The extent of media bias determines the information available to the public and can affect public opinion and decision-making. Social media, such as blogs, powered by the growth of the Internet and related technologies, is envisioned as a form of grassroots journalism that blurs the line between producers and consumers and changes how information and opinions are distributed. They are often seen as democratic entities that allow more voices to be heard than the conventional mainstream media as well as a balancing force against the arguably slanted mainstream media.

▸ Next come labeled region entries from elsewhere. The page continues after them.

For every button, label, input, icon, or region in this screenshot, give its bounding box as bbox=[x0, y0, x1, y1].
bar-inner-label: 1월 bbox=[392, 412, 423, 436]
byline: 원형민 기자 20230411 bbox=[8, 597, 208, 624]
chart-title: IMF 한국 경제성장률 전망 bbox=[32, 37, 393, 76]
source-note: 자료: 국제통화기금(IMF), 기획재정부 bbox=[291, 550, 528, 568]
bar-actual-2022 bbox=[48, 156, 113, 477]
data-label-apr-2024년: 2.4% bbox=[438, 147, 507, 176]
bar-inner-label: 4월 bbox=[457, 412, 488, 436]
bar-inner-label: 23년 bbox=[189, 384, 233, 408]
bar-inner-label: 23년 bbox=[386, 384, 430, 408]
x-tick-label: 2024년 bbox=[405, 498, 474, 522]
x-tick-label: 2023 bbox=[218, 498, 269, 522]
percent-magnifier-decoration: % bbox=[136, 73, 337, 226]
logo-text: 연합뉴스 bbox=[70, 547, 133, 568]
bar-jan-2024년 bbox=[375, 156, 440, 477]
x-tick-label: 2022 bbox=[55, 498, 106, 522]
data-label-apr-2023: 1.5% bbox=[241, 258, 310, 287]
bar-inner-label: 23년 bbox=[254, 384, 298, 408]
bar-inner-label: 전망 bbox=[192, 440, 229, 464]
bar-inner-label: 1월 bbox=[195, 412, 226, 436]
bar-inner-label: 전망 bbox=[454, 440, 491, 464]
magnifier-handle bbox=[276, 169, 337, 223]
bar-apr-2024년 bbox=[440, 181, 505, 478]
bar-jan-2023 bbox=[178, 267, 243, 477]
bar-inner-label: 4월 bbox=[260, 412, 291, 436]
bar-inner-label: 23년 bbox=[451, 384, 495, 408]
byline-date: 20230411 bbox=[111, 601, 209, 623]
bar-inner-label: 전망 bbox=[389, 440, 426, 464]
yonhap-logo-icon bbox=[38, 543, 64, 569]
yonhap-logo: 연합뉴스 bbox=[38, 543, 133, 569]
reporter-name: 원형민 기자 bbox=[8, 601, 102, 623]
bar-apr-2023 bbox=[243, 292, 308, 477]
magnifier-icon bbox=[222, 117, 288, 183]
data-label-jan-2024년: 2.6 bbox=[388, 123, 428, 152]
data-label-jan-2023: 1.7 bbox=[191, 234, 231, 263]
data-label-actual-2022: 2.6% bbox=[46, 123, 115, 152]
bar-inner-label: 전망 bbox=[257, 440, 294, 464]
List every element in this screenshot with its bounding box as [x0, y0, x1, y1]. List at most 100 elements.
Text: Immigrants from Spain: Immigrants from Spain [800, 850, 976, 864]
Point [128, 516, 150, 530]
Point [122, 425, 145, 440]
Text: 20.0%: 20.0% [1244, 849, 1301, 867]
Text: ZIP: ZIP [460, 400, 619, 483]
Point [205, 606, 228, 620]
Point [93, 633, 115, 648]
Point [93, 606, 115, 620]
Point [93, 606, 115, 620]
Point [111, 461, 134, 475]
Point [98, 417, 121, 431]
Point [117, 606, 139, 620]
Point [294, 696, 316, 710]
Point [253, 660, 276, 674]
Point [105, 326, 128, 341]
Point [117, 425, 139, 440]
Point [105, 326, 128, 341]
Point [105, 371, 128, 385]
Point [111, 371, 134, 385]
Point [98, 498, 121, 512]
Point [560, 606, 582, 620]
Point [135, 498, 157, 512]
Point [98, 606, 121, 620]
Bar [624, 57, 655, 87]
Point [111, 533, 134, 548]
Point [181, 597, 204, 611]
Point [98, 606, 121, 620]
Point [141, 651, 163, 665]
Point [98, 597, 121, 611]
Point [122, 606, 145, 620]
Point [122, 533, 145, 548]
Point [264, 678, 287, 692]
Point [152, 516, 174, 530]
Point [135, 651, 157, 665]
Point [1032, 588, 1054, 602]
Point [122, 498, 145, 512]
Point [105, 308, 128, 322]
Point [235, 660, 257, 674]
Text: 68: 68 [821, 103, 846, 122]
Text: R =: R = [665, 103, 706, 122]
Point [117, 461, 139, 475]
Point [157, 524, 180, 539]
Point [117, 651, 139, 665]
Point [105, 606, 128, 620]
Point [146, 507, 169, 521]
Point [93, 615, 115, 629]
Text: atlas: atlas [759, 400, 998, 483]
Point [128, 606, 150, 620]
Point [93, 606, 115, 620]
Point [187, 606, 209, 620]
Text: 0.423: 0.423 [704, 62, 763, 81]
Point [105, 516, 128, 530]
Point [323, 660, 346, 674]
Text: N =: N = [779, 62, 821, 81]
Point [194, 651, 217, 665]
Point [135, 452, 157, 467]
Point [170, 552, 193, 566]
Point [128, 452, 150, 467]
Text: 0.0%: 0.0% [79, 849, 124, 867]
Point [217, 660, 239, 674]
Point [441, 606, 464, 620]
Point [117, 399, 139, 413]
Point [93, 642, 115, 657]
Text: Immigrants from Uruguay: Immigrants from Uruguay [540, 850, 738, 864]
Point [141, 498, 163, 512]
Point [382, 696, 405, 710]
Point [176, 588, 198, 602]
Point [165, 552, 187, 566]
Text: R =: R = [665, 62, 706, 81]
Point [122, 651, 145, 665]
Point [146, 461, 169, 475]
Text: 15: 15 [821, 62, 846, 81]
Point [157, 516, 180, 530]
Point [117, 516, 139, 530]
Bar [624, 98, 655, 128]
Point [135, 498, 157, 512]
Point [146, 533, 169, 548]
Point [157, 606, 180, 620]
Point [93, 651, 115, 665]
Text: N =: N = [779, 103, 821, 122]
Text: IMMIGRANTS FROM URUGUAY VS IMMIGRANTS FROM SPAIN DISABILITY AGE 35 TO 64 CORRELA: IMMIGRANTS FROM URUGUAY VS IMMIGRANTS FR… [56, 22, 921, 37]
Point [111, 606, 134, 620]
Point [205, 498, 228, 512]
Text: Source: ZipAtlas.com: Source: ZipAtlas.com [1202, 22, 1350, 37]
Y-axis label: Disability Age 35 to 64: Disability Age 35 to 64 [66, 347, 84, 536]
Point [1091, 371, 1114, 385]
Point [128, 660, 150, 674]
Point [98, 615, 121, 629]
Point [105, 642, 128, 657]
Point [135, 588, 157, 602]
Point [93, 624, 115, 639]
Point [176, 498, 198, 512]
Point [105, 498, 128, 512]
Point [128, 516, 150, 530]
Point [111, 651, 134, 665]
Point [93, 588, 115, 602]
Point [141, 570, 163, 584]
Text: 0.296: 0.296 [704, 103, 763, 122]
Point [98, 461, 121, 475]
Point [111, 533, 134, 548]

Do social media exhibit more or less bias than mainstream media and, if so, to what extent? A systematic comparison between social and mainstream media is critical but challenging due to the scale and dynamic nature of modern communication.
Our major contribution is that we propose empirical measures to quantify the extent and dynamics of "bias" in mainstream and social media (hereafter referred to as "News" and "Blogs", respectively). Our measurements are not normative judgment, but examine bias by looking at the attributes of those being mentioned, against a null model of "unbiased" coverage.
We focus on the number of times a member of the 111th US congress was "referenced", and study the distribution and dynamics of the references within a large set of media outlets. We consider "the unbiased" as a configurable baseline distribution and measure how the observed coverage deviates from this baseline, with the measurement uncertainty of observations taken into account. We demonstrate bias measures for slants in favor of specific political parties, popular front-runners, or certain geographical regions.
Using these measures to examine newly collected data, we have observed distinct characteristics of how News and Blogs cover the US congress. Our analysis of party and ideological bias indicates that Blogs are not significantly less slanted than News. However, their slant orientations are more sensitive to exogenous factors such as national elections. In addition, blogs' interests are less concentrated on particular front-runners or regions than news outlets.
While our measures are independent of content, we further investigate two aspects of the content related to our measures: the hyperlinks embedded in articles and sentiments detected from the articles. The hyperlink patterns suggest that outlets with a Democrat-slant (D-slant for short) are more likely to cite each other than outlets with a Republican-slant (R-slant). The sentiment analysis suggests there is a weak correlation between negative sentiments and our measures.
To better understand the distinctive slant structures between the two media, we propose to use a simple "wealth allotment" model to explain how legislators gain references from different media. The results about blog media's inclination to a rich-get-richer mechanism indicates they are more likely to echo what others have mentioned. This observation does not contradict our measures of bias -- compared with news media, blogs are weaker adherents to particular parties, front-runners or regions but are more susceptible to the network and exogenous factors. This simple generative model helps reveal differences in the process of coverage selection between the two media.